Biz ise canlı yayında müslümanların yanındayız diyerek silah ve mühimmat desteği sağlamak zorunda olan islamı yaşayan bir millet/milletler olarak sıcak yuvamızda kahvaltımızı yapıyoruz. İsrail’e lanetliyoruz, milyonlarca fetih sureleri okuyoruz vakıa süresini salavatı şerifeleri Kabe’de umre yapan arkadaşlara göndererek dualar ettiriyoruz.

Oysaki dinimizde iki çeşit dua vardır. Kalbden yapılan ve fiilen yapılan duadır. Peygamberi bir örnek olarak Hz.
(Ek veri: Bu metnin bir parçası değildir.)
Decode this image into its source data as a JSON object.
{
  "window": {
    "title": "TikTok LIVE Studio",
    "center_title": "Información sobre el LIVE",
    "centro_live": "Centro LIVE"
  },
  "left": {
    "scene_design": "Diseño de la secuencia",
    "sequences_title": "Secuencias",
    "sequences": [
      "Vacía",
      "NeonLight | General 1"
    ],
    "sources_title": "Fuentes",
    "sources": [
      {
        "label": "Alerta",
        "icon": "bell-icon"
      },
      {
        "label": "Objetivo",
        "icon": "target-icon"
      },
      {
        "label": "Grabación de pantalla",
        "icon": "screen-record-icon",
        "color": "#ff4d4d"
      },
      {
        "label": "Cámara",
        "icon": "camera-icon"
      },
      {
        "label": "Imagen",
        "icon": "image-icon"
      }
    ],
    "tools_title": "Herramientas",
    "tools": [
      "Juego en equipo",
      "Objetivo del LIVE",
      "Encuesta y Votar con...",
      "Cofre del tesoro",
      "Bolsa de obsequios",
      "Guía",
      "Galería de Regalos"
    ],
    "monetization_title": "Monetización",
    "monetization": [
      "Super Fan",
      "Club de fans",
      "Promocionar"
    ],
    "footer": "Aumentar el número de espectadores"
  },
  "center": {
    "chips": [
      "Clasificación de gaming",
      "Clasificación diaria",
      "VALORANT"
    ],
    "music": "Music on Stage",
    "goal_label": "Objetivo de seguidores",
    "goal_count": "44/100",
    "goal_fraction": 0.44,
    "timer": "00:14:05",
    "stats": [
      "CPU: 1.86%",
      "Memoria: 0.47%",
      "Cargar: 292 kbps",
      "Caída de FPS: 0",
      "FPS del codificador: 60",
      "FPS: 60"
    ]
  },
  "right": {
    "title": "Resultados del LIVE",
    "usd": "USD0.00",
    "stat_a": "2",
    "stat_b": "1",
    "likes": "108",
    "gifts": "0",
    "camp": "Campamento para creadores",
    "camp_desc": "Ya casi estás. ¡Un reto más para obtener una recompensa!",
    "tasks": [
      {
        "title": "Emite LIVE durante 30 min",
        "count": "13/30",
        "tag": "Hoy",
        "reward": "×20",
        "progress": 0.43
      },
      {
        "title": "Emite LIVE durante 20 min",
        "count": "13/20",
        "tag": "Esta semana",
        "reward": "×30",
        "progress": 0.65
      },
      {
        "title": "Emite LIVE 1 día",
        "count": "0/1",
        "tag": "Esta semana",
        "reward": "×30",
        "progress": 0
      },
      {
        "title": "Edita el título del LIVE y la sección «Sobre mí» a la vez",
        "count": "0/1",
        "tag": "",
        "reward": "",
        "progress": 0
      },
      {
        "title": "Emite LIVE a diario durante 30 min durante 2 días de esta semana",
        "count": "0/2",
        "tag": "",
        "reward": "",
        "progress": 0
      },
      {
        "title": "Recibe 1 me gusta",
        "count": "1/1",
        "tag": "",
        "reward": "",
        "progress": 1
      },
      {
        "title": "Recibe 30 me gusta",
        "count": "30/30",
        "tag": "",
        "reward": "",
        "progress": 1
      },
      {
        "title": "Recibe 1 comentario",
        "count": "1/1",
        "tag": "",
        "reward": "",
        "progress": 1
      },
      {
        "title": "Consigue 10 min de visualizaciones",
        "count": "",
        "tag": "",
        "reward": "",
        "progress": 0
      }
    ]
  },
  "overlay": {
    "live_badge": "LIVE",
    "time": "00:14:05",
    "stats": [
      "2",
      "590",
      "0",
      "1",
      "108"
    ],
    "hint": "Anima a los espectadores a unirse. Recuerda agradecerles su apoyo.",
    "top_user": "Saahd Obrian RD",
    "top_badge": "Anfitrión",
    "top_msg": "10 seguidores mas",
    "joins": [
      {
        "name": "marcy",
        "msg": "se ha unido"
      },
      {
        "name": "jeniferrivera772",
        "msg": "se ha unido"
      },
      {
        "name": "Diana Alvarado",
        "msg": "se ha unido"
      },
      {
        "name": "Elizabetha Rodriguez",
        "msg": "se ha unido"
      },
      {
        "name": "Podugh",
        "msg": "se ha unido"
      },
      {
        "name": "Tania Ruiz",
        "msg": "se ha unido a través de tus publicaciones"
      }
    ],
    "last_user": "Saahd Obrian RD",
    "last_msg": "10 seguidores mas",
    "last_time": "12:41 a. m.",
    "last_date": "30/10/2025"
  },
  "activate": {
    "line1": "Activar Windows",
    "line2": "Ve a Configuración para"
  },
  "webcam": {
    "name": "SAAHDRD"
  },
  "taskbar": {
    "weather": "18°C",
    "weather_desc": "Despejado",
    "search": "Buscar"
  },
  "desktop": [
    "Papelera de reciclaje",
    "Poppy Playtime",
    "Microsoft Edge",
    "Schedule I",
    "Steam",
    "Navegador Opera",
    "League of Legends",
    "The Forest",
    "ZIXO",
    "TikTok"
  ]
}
Muhammed Bedir savaşı başlamadan askeri birlikleri hazırladı silah ve mühimmatı savaş alanına getirdi, gerekli koordinasyonu sağladı. Bir kenara geçerek ellerini Allah cc açtı. Ey Allahım biz sefere çıktık yardım eyle .... dedi ve bizatihi bir devlet başkanı ve başkomutanı olarak görevinin başına geçti. Hal diliyle tüm tedbirlerimizi aldık takdir senindir ya rabbim diyerek “Zaferden Değil Seferden Sorumluyuz” diyor.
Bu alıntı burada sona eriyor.